Hoa und ihr Mann schlugen sich durch, betrieben mal eine
Änderungsschneiderei, mal einen Imbiss. „Ich habe alles mitgemacht“, sagt
Hoa und lacht trocken. Die Vietnamesen erschufen sich damals ihren eigenen
Arbeitsmarkt – weil sie mussten. So entstand auch das Dong Xuan Center, ein
Ort, den vor allem die einstigen Vertragsarbeiter prägten.
Auch heute trifft man dort vor allem diese Generation an. Im Dong Xuan
Center kennen sie sich untereinander, sie sprechen ihre Sprache und essen
gemeinsam Phô – eine Suppe mit Nudeln, Gemüse und reichlich Fleisch. So
unterscheiden sie sich von der neuen Generation vietnamesischer
Einwanderer, die vor allem wegen des Studiums kommt und unter Deutschen als
fleißig und gut integriert gilt.
Doch für die Integration der ehemaligen Vertragsarbeiter wurde auch nach
der Wende von offizieller Seite kaum etwas getan – es gab keine
Deutschkurse und keine geförderte Ausbildung. Im Dong Xuan Center spüren
das Besucher bis heute. Obwohl die meisten vietnamesischen Händler seit
Jahrzehnten hier leben, sprechen sie kaum Deutsch. Und viele leben noch
immer am Existenzminimum. Wie viel Hoa und ihr Mann am Tag verdienen? Sie
zuckt mit den Achseln: „Weiß nicht genau.“ Weil sie keine eigenen Kinder
haben, reicht es meistens.
## Das Geschäft läuft schlecht
„Dong Xuan“ heißt zu Deutsch „blühende Wiese“. Aber die Geschäfte sc…

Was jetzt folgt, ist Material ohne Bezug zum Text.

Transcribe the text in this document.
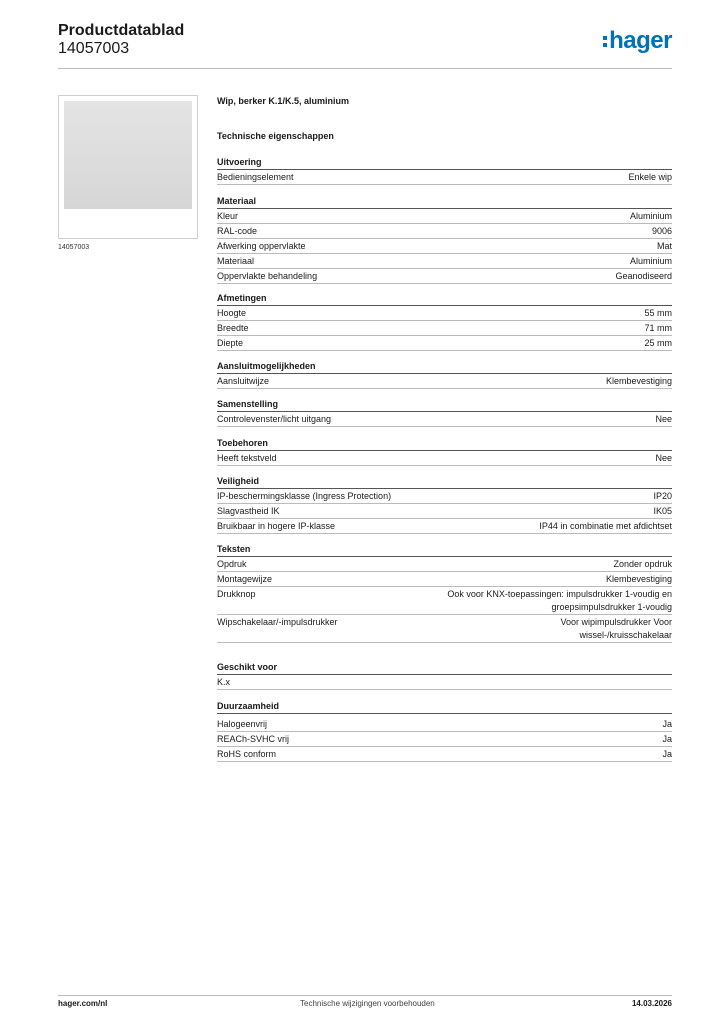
Productdatablad
14057003	hager
14057003
Wip, berker K.1/K.5, aluminium
Technische eigenschappen
Uitvoering
Bedieningselement	Enkele wip
Materiaal
Kleur	Aluminium
RAL-code	9006
Afwerking oppervlakte	Mat
Materiaal	Aluminium
Oppervlakte behandeling	Geanodiseerd
Afmetingen
Hoogte	55 mm
Breedte	71 mm
Diepte	25 mm
Aansluitmogelijkheden
Aansluitwijze	Klembevestiging
Samenstelling
Controlevenster/licht uitgang	Nee
Toebehoren
Heeft tekstveld	Nee
Veiligheid
IP-beschermingsklasse (Ingress Protection)	IP20
Slagvastheid IK	IK05
Bruikbaar in hogere IP-klasse	IP44 in combinatie met afdichtset
Teksten
Opdruk	Zonder opdruk
Montagewijze	Klembevestiging
Drukknop	Ook voor KNX-toepassingen: impulsdrukker 1-voudig en groepsimpulsdrukker 1-voudig
Wipschakelaar/-impulsdrukker	Voor wipimpulsdrukker Voor wissel-/kruisschakelaar
Geschikt voor
K.x
Duurzaamheid
Halogeenvrij	Ja
REACh-SVHC vrij	Ja
RoHS conform	Ja
hager.com/nl	Technische wijzigingen voorbehouden	14.03.2026
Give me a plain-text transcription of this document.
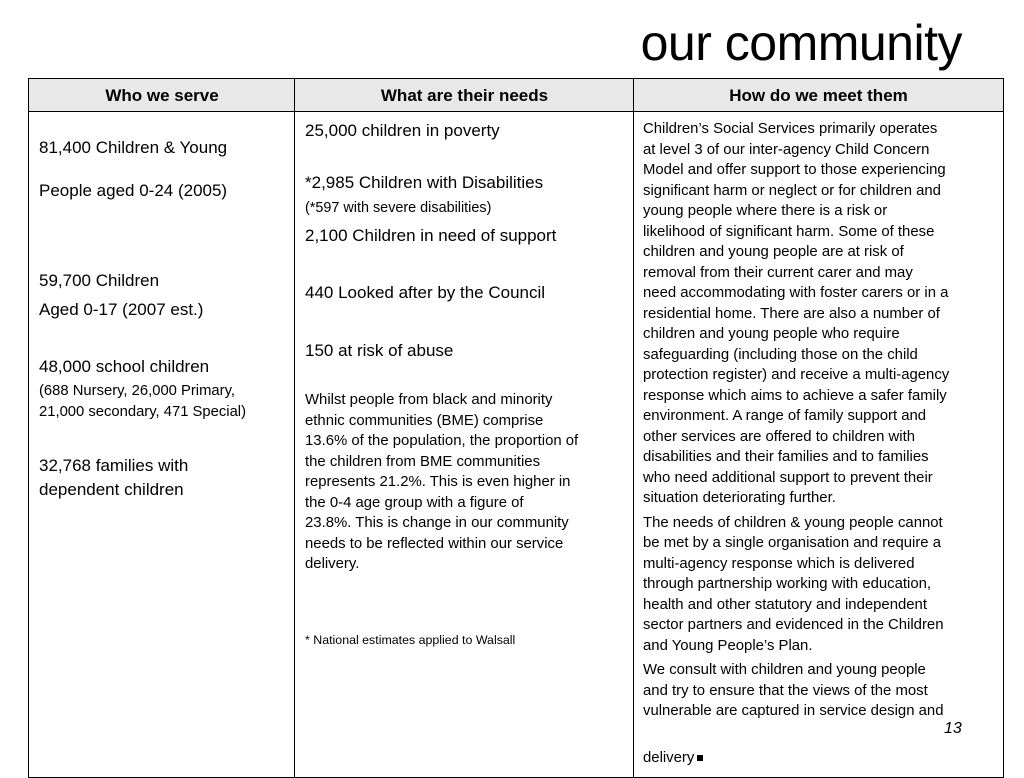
our community
Who we serve	What are their needs	How do we meet them
81,400 Children & Young
People aged 0-24 (2005)
59,700 Children
Aged 0-17 (2007 est.)
48,000 school children
(688 Nursery, 26,000 Primary,
21,000 secondary, 471 Special)
32,768 families with
dependent children
25,000 children in poverty
*2,985 Children with Disabilities
(*597 with severe disabilities)
2,100 Children in need of support
440 Looked after by the Council
150 at risk of abuse
Whilst people from black and minority
ethnic communities (BME) comprise
13.6% of the population, the proportion of
the children from BME communities
represents 21.2%. This is even higher in
the 0-4 age group with a figure of
23.8%. This is change in our community
needs to be reflected within our service
delivery.
* National estimates applied to Walsall
Children’s Social Services primarily operates
at level 3 of our inter-agency Child Concern
Model and offer support to those experiencing
significant harm or neglect or for children and
young people where there is a risk or
likelihood of significant harm. Some of these
children and young people are at risk of
removal from their current carer and may
need accommodating with foster carers or in a
residential home. There are also a number of
children and young people who require
safeguarding (including those on the child
protection register) and receive a multi-agency
response which aims to achieve a safer family
environment. A range of family support and
other services are offered to children with
disabilities and their families and to families
who need additional support to prevent their
situation deteriorating further.
The needs of children & young people cannot
be met by a single organisation and require a
multi-agency response which is delivered
through partnership working with education,
health and other statutory and independent
sector partners and evidenced in the Children
and Young People’s Plan.
We consult with children and young people
and try to ensure that the views of the most
vulnerable are captured in service design and
delivery
13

nicht zu blühen. Kunden waren heute Vormittag jedenfalls noch keine da.
Ausschließlich Händler scheinen in den Gängen umherzuwandern. Trotzdem wird
jedes Gespräch mit einem „Keine Zeit, ich muss arbeiten“ vorzeitig beendet.
Man fragt sich, für wen hier eigentlich gearbeitet wird.
Viele Parzellen stehen heute leer, Türen bleiben verschlossen. Am schwarzen
Brett vor dem Eingang der Marktverwaltung hängt ein Zettel: „Freie
Ladenflächen zu vermieten!“ Raum 12 a, 58 Quadratmeter stehen für 652,55
Euro monatlich zur Verfügung. Auch die Ladenfläche neben der Hoas war bis
vor Kurzem noch belegt. „Es waren gute Freunde“, sagt sie und blickt zum
leeren Geschäft hinüber.
Es habe sich nicht mehr gelohnt. „Wir haben hier auch schon mal mehr
verkauft.“ Einige Händler haben dem Center mittlerweile den Rücken gekehrt
und sich andere Möglichkeiten gesucht. Flexibilität, das war schon immer
eine Stärke der ehemaligen Vertragsarbeiter.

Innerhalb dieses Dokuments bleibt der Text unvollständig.